Introduction to Hash Functions

Introduction to Hash Functions

July 23, 2018 Off By kex

Hashing algorithms are at the core of many technologies, password security (use a salt too!), blockchain, peer to peer networking (torrents), verifying downloads and comparing files on a filesystem.

Hashes

‘Hashing’ in extremely simple terms means we take an input, run some computation against it and return an output that is representative of the input. Whilest this sounds like any function type logic in any system out there hashes have some important characteristics that make them useful in many ways, before we dive in let’s run a simple MD5 hash against a value using this web tool:

Input: China

Output: ae54a5c026f31ada088992587d92cb3a

Ok great, so we’ve fed in the value ‘China’ and it’s returned what looks like total junk, let’s try running the same hash using a different web tool:

Input: China

Output: ae54a5c026f31ada088992587d92cb3a

Both tools returned the same output value. This is because both tools use the MD5 hashing algorithm, which will always return the same output provided the input is the same. Let’s try running a bigger, different string through either one of the web tools mentioned above:

Input: Pluto is not a planet

Output: 47194ebfbfd656d58e09310c45b75063

The input is longer but the output is the same length as ‘China’ and is also totally different, this is because hash outputs always have a fixed length depending upon the aloryhtm used. In this specific example our hash output will always be 32 characters in length, this is because we are using MD5 which is a 128 bit algorithm – each character represents 4 bits which leads to 32 total characters. Let’s try changing the input very slightly and running it through the same tool:

Input: pluto is not a planet

Output: 5301278b1c2977caf9b5e02da78298ed

As you can see the output is totally changed by any kind of change to the input. Let’s take these characteristics and give an example as to how they could be useful in a more practical way:

I go to website A to download a file, website A uses an external provider – website B to host their files which they do not have control over. When I download the file from website A it will present me with the hash value of the file, and forward me to website B to download the file. After I’ve downloaded the file from website B I can run a hash function against the file to see if the hash is what website A told us it should be, if it is not the same then I know that the content hosted on website B is not the content I was expecting.

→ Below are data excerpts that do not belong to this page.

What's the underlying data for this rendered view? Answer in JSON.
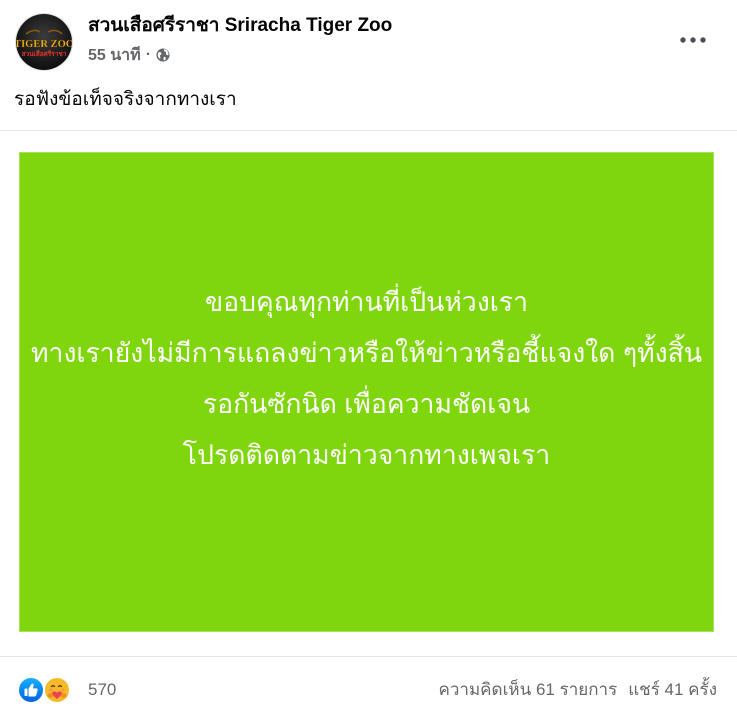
{
  "post": {
    "avatar": {
      "logo_top": "TIGER ZOO",
      "logo_bottom": "สวนเสือศรีราชา"
    },
    "page_name": "สวนเสือศรีราชา Sriracha Tiger Zoo",
    "timestamp": "55 นาที",
    "separator": "·",
    "privacy_icon": "globe-icon",
    "more_icon": "more-options-icon",
    "text": "รอฟังข้อเท็จจริงจากทางเรา"
  },
  "image": {
    "lines": [
      "ขอบคุณทุกท่านที่เป็นห่วงเรา",
      "ทางเรายังไม่มีการแถลงข่าวหรือให้ข่าวหรือชี้แจงใด ๆทั้งสิ้น",
      "รอกันซักนิด เพื่อความชัดเจน",
      "โปรดติดตามข่าวจากทางเพจเรา"
    ]
  },
  "footer": {
    "reaction_icons": [
      "like-icon",
      "care-icon"
    ],
    "reaction_count": "570",
    "comments": "ความคิดเห็น 61 รายการ",
    "shares": "แชร์ 41 ครั้ง"
  },
  "colors": {
    "image_background": "#7fd60d",
    "image_text": "#ffffff",
    "primary_text": "#050505",
    "secondary_text": "#65676b",
    "like": "#1877f2",
    "care": "#f7b928"
  }
}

So in summary, hashing functions:

  1. Are always fixed in length according to the bit value of the algorithm
  2. Are deterministic representations of input
  3. Any change in input content results in a totally different output value

Hash Colisions

As you saw in the previous example – a hash value output fixes some fixed characteristics such as length. This can be a problem, as if we are representing an input value of a length that can be larger than the hash output we may run into a situation where two values share the same hash, this is called a hash collision.

To show this example in action, here are two hex strings I stole from a stack overflow post that will produce a collision:
4dc968ff0ee35c209572d4777b721587d36fa7b21bdc56b74a3dc0783e7b9518afbfa200a8284bf36e8e4b55b35f427593d849676da0d1555d8360fb5f07fea2
4dc968ff0ee35c209572d4777b721587d36fa7b21bdc56b74a3dc0783e7b9518afbfa202a8284bf36e8e4b55b35f427593d849676da0d1d55d8360fb5f07fea2

When we paste this into one of our MD5 generators we will get:

4ef3d1e2b3356aadd0170d604b32865c

So two different inputs produced the same output, the likelihood of a collision occuring is very, very low but it is something that we have to take into consideration when using hashing algorithms. Generally the tradeoff is that the higher the bit value, the more resource intensive the algorithm will be. Many hashing algorithms are insecure, context determines how important this is. For example, if you are downloading a file and just need to compare hashes it is usually fine to use something like MD5, however you would never use something like MD5 to hash a password or an SSL certificate.

Security

To contextualise security we will take the use case of storing passwords in a database. Let’s say we have a table called ‘passwords’, you wouldn’t want to store plaintext passwords in there as anyone who had access to the database would be able to get access to the user data (people who do this should be shot). Instead we could look at hashing the value, then when the user logs in the value from the database is passed to an in memory process which determines if the hash is representative of the users password and authenticates them, anyone logging into the database cannot see the users password, only the hash of the password.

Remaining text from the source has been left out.